The other opportunity I had with this assignment was to spend a couple days at the Nanbou Elementary School, which too was a completely different experience.  Again, 9 students compared to 900 makes for a distinctly different atmosphere.  My duties at this school remained giving my self-introduction, and being awesome.  But beyond the call of duty, I also made an effort to participate in the 5th and 6th grade swimming event.  The summer is when all schools get the pools cleaned and prepped for the students, and this was to be the conclusion of that time.  I had participated with my other schools as well, but those instances were only practice for this event.  All students would be tested on their ability to swim 200 meters.  While the other students were waiting their turn, they were tasked with cheering for the swimming students in the pool.  Naturally excitement grew stale after an hour of this, so I stepped up.  I had entire classes of students chanting American cheers, and singing the Zombie Nation hook, common among the Dew Crew before the game.  It was a lot of fun getting the call and answer going with these kids.  I also worked to get the wave going around the pool but all the students at the edge, though I couldn’t get complete pass.  My other great contribution to the day was getting into the pool as well.  I was used to demonstrate swimming with good form, and then at maximum speed.  Also, they had me swim with a ball to simulate water polo.  At the end of all the swimming, 200m freestyle relays were done by the students.  I entered as a single man team, swimming I.M.  It was actually a close race, with me losing, and also being terribly out of breath.  Had to maintain the breathing to look cool though.  I had the kids pumped up, and  was really just embracing my roll as fun lovin’ foreigner.

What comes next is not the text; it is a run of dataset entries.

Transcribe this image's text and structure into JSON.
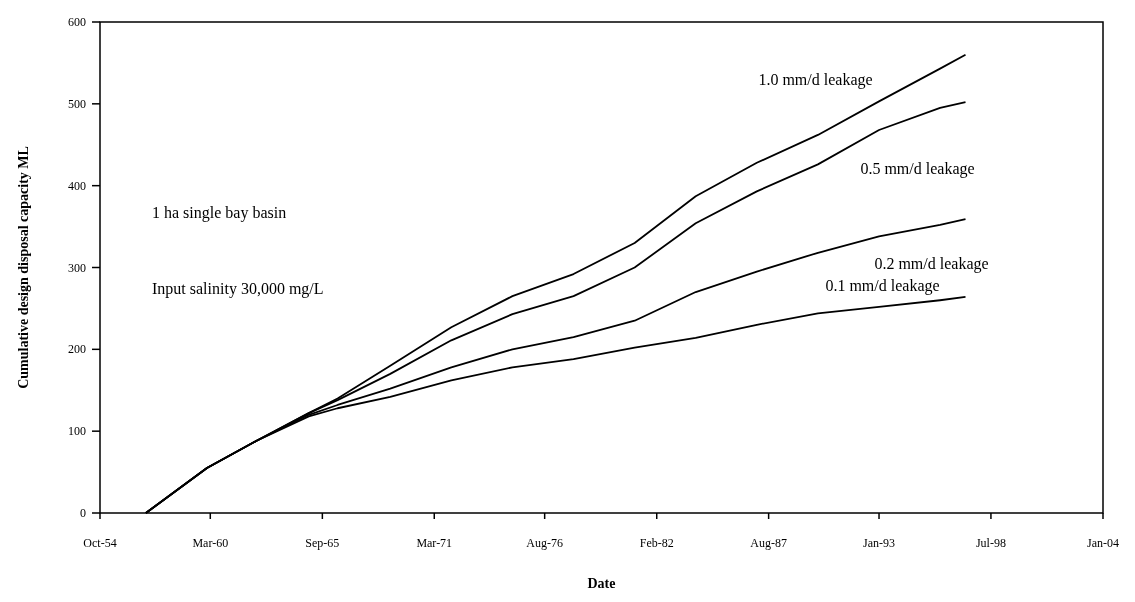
{
  "chart_data": {
    "type": "line",
    "xlabel": "Date",
    "ylabel": "Cumulative design disposal capacity ML",
    "annotations": [
      "1 ha single bay basin",
      "Input salinity 30,000 mg/L"
    ],
    "x": [
      "1957-01",
      "1960-01",
      "1962-06",
      "1965-01",
      "1966-06",
      "1969-01",
      "1972-01",
      "1975-01",
      "1978-01",
      "1981-01",
      "1984-01",
      "1987-01",
      "1990-01",
      "1993-01",
      "1996-01",
      "1997-04"
    ],
    "series": [
      {
        "name": "1.0 mm/d leakage",
        "color": "#000000",
        "values": [
          0,
          55,
          88,
          122,
          140,
          180,
          227,
          265,
          292,
          330,
          387,
          428,
          462,
          503,
          543,
          560
        ]
      },
      {
        "name": "0.5 mm/d leakage",
        "color": "#000000",
        "values": [
          0,
          55,
          88,
          122,
          138,
          170,
          211,
          243,
          265,
          300,
          354,
          393,
          426,
          468,
          495,
          502
        ]
      },
      {
        "name": "0.2 mm/d leakage",
        "color": "#000000",
        "values": [
          0,
          55,
          88,
          120,
          132,
          152,
          178,
          200,
          215,
          235,
          270,
          295,
          318,
          338,
          352,
          359
        ]
      },
      {
        "name": "0.1 mm/d leakage",
        "color": "#000000",
        "values": [
          0,
          55,
          88,
          118,
          128,
          142,
          162,
          178,
          188,
          202,
          214,
          230,
          244,
          252,
          260,
          264
        ]
      }
    ],
    "xlim": [
      "1954-10",
      "2004-01"
    ],
    "xticks": [
      {
        "value": "1954-10",
        "label": "Oct-54"
      },
      {
        "value": "1960-03",
        "label": "Mar-60"
      },
      {
        "value": "1965-09",
        "label": "Sep-65"
      },
      {
        "value": "1971-03",
        "label": "Mar-71"
      },
      {
        "value": "1976-08",
        "label": "Aug-76"
      },
      {
        "value": "1982-02",
        "label": "Feb-82"
      },
      {
        "value": "1987-08",
        "label": "Aug-87"
      },
      {
        "value": "1993-01",
        "label": "Jan-93"
      },
      {
        "value": "1998-07",
        "label": "Jul-98"
      },
      {
        "value": "2004-01",
        "label": "Jan-04"
      }
    ],
    "ylim": [
      0,
      600
    ],
    "yticks": [
      0,
      100,
      200,
      300,
      400,
      500,
      600
    ],
    "grid": false,
    "marker": "none",
    "line_style": "solid"
  }
}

Welcome to [classroom] 6-5 Mr. Justin!

I should probably add that I was really popular throughout my time as a substitute, like, I had never had my ego inflated to that extent before.  I would strut the halls dishing out high fives, heys and hellos to my fawning groupies between lessons.  All were particularly impressed with my hair, which was a bit longer at the time and quite blonde.  I was equated to a king more than once, and I was able to joke with them about being a movie star.  Basically I had a really good time being me at that school.  Part of this popularity was that the teacher who had deserted had been there for 5 years, so just having a new foreigner face there was enough to spark the interest of the masses.  Also, quite frankly, I am Justin Bussies.

11 Seconds of my posse, at the elementary school.  This was the mob I had to fend off just walking the halls.

As said before, I really treasured this chance to see outside of my own school.  When finally back where I belonged, there was certainly a new found appreciation for the sense of community among my students.  I also came to better understand more of the things that make my Shionoe so uniquely fantastic.